例如某阶段地方关注医疗与 AI,就可以寻找两者交叉项目;高端夏令营七天收费九千八百元,仍有数百人报名,也说明“我认为有没有用”不是付款的唯一标准。先找谁必须花钱、为什么花、按什么数量考核,再决定我能提供哪一段。
积累赚钱经验,只能下水
赚钱并不遵循“只要重复足够久就会成功”的简单量变。舆论爱讲长期坚持后的成功,却容易忽略幸存者偏差,也忽略成功者在过程中改变了方向、资源和方法。若所有人只靠堆数量都能成功,结果就不会如此稀缺。
想赚钱,第一步只能直接验证赚钱。所有准备最终都要走到这一步,绕得再久也不能替代它。真正要积累的是赚钱经验,真正要认识的是交易中需要的人,这些只能在尝试成交时出现。
想学游泳,跑步能改善心肺,却不能替代下水。做自媒体、看书、看视频和搜集信息,可能与变现有关,但只要没有变现,就不能把相关行动当成已经会赚钱。跑了十年步不会自动会游泳,准备十年也不会自动完成第一笔交易。
时间变长、年龄增长、工作经验增加、阅读变多,都不会自然产生更多赚钱路径。行动必须与目标在同一根线上,并得到结果。做得多且结果更多,才叫积累;做得多却一直没有闭环,只是把弯路走得更熟。
链路不清楚,就先别下场
直接验证不等于链路不清也强行下场。目标、买方、付款理由和交付方式都不知道时,第一件事是摸清自己究竟要做什么。明知不清楚仍投入,亏损以后再说被骗,不能改变事前没有完成判断的事实。
有资源、有位置的人通常不会做目标完全不清的事。普通人与他们的差别,不一定是勇气,而是是否先把商业逻辑、参与方和所缺资源讲明白。谨慎不是无限准备,是在关键链路清楚之前不下注。

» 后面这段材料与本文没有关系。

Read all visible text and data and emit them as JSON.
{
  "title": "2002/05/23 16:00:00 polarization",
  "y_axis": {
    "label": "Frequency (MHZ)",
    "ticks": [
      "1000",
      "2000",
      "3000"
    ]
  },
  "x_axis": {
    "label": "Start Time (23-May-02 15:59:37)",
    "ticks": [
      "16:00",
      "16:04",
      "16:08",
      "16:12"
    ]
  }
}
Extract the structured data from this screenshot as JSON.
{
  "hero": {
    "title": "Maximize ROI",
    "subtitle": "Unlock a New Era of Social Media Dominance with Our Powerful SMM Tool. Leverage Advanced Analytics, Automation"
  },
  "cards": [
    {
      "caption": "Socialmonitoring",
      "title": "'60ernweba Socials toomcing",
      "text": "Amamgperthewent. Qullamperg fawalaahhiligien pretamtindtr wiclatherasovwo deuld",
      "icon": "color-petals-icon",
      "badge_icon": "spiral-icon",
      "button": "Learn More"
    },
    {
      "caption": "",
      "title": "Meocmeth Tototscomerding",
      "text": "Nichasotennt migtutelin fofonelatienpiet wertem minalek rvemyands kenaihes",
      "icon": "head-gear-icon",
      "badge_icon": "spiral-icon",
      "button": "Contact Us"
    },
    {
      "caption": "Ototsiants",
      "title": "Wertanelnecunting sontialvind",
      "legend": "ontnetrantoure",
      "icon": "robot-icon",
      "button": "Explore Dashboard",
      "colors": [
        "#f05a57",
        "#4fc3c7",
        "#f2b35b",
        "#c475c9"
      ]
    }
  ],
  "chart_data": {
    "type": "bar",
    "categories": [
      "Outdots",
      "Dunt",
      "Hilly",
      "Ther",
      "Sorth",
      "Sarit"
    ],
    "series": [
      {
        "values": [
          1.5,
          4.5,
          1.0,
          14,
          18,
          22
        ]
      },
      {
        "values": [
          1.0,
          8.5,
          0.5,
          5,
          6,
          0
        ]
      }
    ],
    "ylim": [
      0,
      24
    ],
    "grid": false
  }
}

具体顺序是:先找社会上已经存在五年、十年甚至二十年、确实有人赚过钱的商业逻辑;再确认自己要进入哪一段,这套逻辑是否仍被验证;然后列出缺少的资源,到社会上逐项寻找。打工的钱由岗位规则发放,生意的钱沿真实链路流动。只有把这条链看清,我才知道下一步该做什么。